В груди того, кого Богавут называл Петром Свержневым, долго еще что-то клокотало, хлюпало, порой издавало тоненький, жиденький визг, точно делая отчаянные попытки воскреснуть, собрать в осколки разбитую волю. И изнемогало в бессилии, чувствуя тщетность попыток. И вскрикивало в черном отчаянии. Наконец, послышалось:

-- Я погиб. Окончательно погиб. Нет меня. Я в растение превратился, и в нехорошее растение. В чужеядное. Во вредный грибок. В плесень. Но все же я еще не то, что ты обо мне подумал. Я еще никого не выдал. Пользы в этом никакой не вижу для себя. Пользы. Я ведь о малом мечтаю... Как смирненькая козявочка...

-- Например, о чем? -- спросил Богавут. Он еще стоял отвернувшись.

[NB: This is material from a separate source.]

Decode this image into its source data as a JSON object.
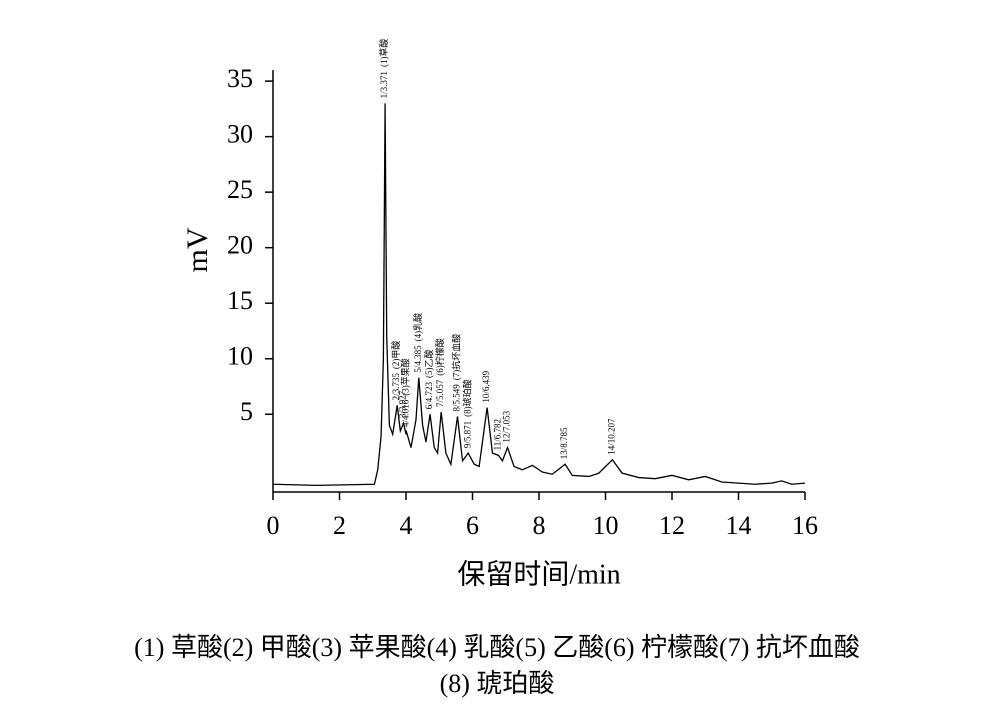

-- Например, найти бы мне где-нибудь, или украсть, что ли, или выпросить у какого-нибудь благодетеля из купцов рублей двадцать пять и, смиренно добравшись до Нового Афона, постричься в иноки. Хорошо стройным клиросом церковные службы петь! Хорошо! Хорошо на вольном воздухе грушевые деревья окучивать. Ах, как хорошо! Приятно в уютной бухточке розовым утром на удочку камбалу и бычка ловить. У-у, до чего приятно! И, главное, никого и ничего не бояться! И, главное, даже во сне не видеть ужасов прошлого!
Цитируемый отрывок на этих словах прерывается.